US 12,271,820 B2
	Neural network acceleration and neural network acceleration method based on structured pruning and low-bit quantization
Kejie Huang, Zhejiang (CN); Chaoyang Zhu, Zhejiang (CN); and Haibin Shen, Zhejiang (CN)
Assigned to ZHEJIANG UNIVERSITY, Hangzhou (CN)
Filed by ZHEJIANG UNIVERSITY, Zhejiang (CN)
Filed on Sep. 27, 2021, as Appl. No. 17/485,645.
Application 17/485,645 is a continuation of application No. PCT/CN2020/099891, filed on Jul. 2, 2020.
Claims priority of application No. 201910609993.5 (CN), filed on Jul. 8, 2019.
Prior Publication US 2022/0012593 A1, Jan. 13, 2022
Int. Cl. G06N 3/082 (2023.01); G06F 9/50 (2006.01); G06N 3/063 (2023.01)

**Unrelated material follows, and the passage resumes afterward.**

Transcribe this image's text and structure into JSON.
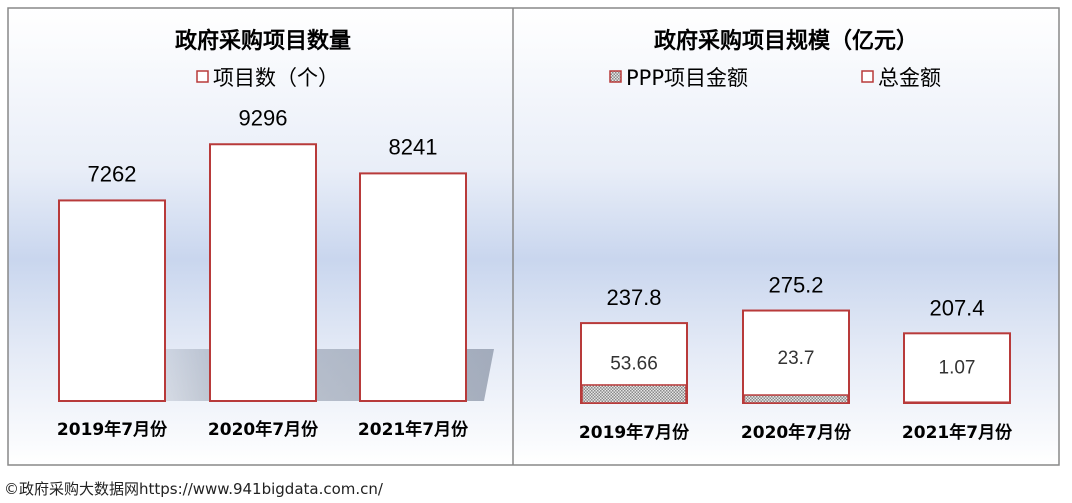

CPC G06N 3/082 (2013.01) [G06F 9/5027 (2013.01); G06N 3/063 (2013.01)]

4 Claims

2. A neural network accelerator based on structured pruning and low-bit quantization, comprising:

a master controller;

an activations selection unit;

an extensible calculation array;

a multifunctional processing element;

a Direct Memory Access (DMA);

a Dynamic Random Access Memory (DRAM); and

a buffer,

wherein the master controller is respectively connected with the activations selection unit, the extensible calculation array and the DMA; the DMA is respectively connected with the buffer and the DRAM; the buffer is respectively connected with the multifunctional processing element and the activations selection unit; and the extensible calculation array is respectively connected with the activations selection unit and the buffer;

the master controller is configured for parsing an instruction set to generate a first storage address of input activation and weights, a storage address of output activation and control signals;

the buffer is configured for storing the input activation, the output activation and weight indexes;

the activations selection unit is configured for selecting the input activation inputted from the buffer according to the control signals generated by the master controller and transmitting the input activation to the extensible calculation array;

the extensible calculation array comprises N×M PEs; N and M represent rows and columns of the PEs respectively; each PE is configured to store part of weights of the neural network, determine a second storage address of the weights according to the received weight indexes, acquire the weights corresponding to the input activation according to the second storage address of the weights, and control the reading of the weights and the on-off state of a multiplier in the PE by judging whether the received input activation are zero; each PE is configured to judge whether the currently calculated output activations completes the convolution of the input activations and the weight of an input channel according to the control signals generated by the master controller, and if so, the PE stores the output activations into an output activations buffer in the buffer through the activations selection unit;

the multifunctional processing element is configured for completing pooling, activation and normalization operations of the network; and

the DMA is configured for reading the weights stored in the DRAM according to the first storage address of the weights, reading the output activation stored in the buffer according to the storage address of the current output activations, and transmitting the output activation to the DRAM for storage;

wherein the activations selection unit comprises:

an input activations register;

an index decoder; and

a selector,

wherein the selector is respectively connected with the input activations register and the index decoder;

the input activations register is configured for reading in and outputting the input activation according to the control signals generated by the master controller;

the index decoder is configured for decoding weight indexes to generate jump value; and

the selector is configured for selecting the input activation according to the jump value and transmitting the input activation to the extensible calculation array.